Act 4 – The aftermath
As a result of killing Vrtra, Indra wins back light, the day, the earth, skies, the heavens, the sun, horses, medicinal herbs, gold, and the cow that feeds many people [RV 3.34].
“sṛjo mahīr indra yā apinvaḥ pariṣṭhitā ahinā śūra pūrvīḥ” [RV 2.11.2]
He lets loose the streams that Vrtra had trapped …
“vṛtraṃ jaghanvāṃ avṛṇīta somam” [RV 3.36.8]
Indra recovers the soma from Vrtra, …
“prati śroṇa sthād vy anag acaṣṭa somasya tā mada indraś cakāra” [RV 2.15.7]
… the power gained by drinking soma empowers him to make the lame stand upright and the blind see …
“asmabhyaṃ tad dharyaśva pra yandhi” [RV 3.36.9]
… and we request that he shares it with us too.
The whole story may also remind us of the Norse tales such as Sigurd and the dragon Fafnir, who similarly guarded a treasure.
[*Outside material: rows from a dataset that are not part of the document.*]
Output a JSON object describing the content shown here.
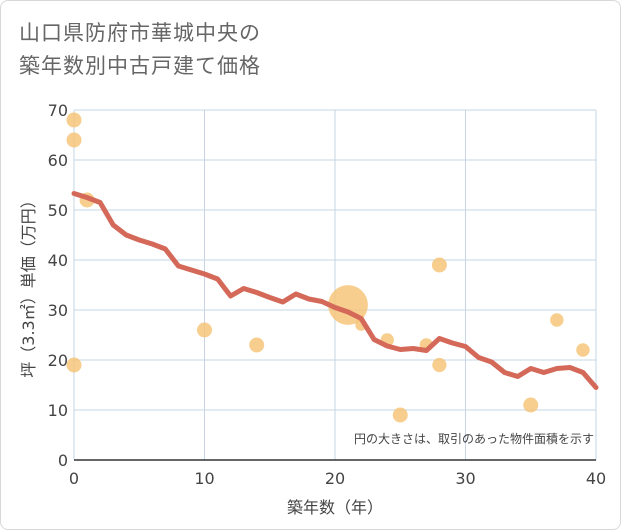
{
  "title": {
    "line1": "山口県防府市華城中央の",
    "line2": "築年数別中古戸建て価格"
  },
  "chart_data": {
    "type": "scatter",
    "xlabel": "築年数（年）",
    "ylabel": "坪（3.3㎡）単価（万円）",
    "xlim": [
      0,
      40
    ],
    "ylim": [
      0,
      70
    ],
    "xticks": [
      0,
      10,
      20,
      30,
      40
    ],
    "yticks": [
      0,
      10,
      20,
      30,
      40,
      50,
      60,
      70
    ],
    "grid": true,
    "note": "円の大きさは、取引のあった物件面積を示す",
    "colors": {
      "points": "#f5c06e",
      "trend": "#d4695a",
      "grid": "#c6d4e6"
    },
    "points": [
      {
        "x": 0,
        "y": 68,
        "size": 1
      },
      {
        "x": 0,
        "y": 64,
        "size": 1
      },
      {
        "x": 0,
        "y": 19,
        "size": 1
      },
      {
        "x": 1,
        "y": 52,
        "size": 1
      },
      {
        "x": 10,
        "y": 26,
        "size": 1
      },
      {
        "x": 14,
        "y": 23,
        "size": 1
      },
      {
        "x": 21,
        "y": 31,
        "size": 7
      },
      {
        "x": 22,
        "y": 27,
        "size": 0.6
      },
      {
        "x": 24,
        "y": 24,
        "size": 0.8
      },
      {
        "x": 25,
        "y": 9,
        "size": 1
      },
      {
        "x": 27,
        "y": 23,
        "size": 0.8
      },
      {
        "x": 28,
        "y": 39,
        "size": 1
      },
      {
        "x": 28,
        "y": 19,
        "size": 0.9
      },
      {
        "x": 35,
        "y": 11,
        "size": 1
      },
      {
        "x": 37,
        "y": 28,
        "size": 0.8
      },
      {
        "x": 39,
        "y": 22,
        "size": 0.8
      }
    ],
    "trend": {
      "x": [
        0,
        1,
        2,
        3,
        4,
        5,
        6,
        7,
        8,
        9,
        10,
        11,
        12,
        13,
        14,
        15,
        16,
        17,
        18,
        19,
        20,
        21,
        22,
        23,
        24,
        25,
        26,
        27,
        28,
        29,
        30,
        31,
        32,
        33,
        34,
        35,
        36,
        37,
        38,
        39,
        40
      ],
      "y": [
        53.3,
        52.5,
        51.5,
        47,
        45,
        44,
        43.2,
        42.2,
        38.8,
        38,
        37.2,
        36.2,
        32.8,
        34.3,
        33.5,
        32.5,
        31.6,
        33.2,
        32.2,
        31.7,
        30.5,
        29.6,
        28.3,
        24.1,
        22.8,
        22.1,
        22.3,
        21.9,
        24.3,
        23.4,
        22.7,
        20.5,
        19.6,
        17.5,
        16.7,
        18.3,
        17.5,
        18.3,
        18.5,
        17.5,
        14.5
      ]
    }
  }
}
In Old English literature, we are reminded of Beowulf, who fights in turn with the monster Grendel, Grendel’s mother and later in life with an unnamed dragon, referred to alternately as ‘draca’ and as ‘wyrm’, who is angered when an item is stolen from his treasure-hoard.
The theme of hero and dragon was considered to be an archetype of the collective unconscious by Jung. We could also consider it to be a symbolic representation of natural phenomena such as day, night, solar eclipse, flood etc. and as a single ancient story that was carried across the world. All these understandings may be complementary to each other. At the same time, it must be admitted that our overall understanding of this collective mythology is fragmentary and the strength of our relationship with Indra in the contemporary world would appear to be somewhat in decline. In this post, I have surveyed just a few of the verses about Indra in the Vedic literature, which may increase the level of awareness about Indra. Further, by reflecting on hero and dragon mythologies across world cultures in this way, this may also encourage us in the broad-minded belief that ‘the whole world is one family’.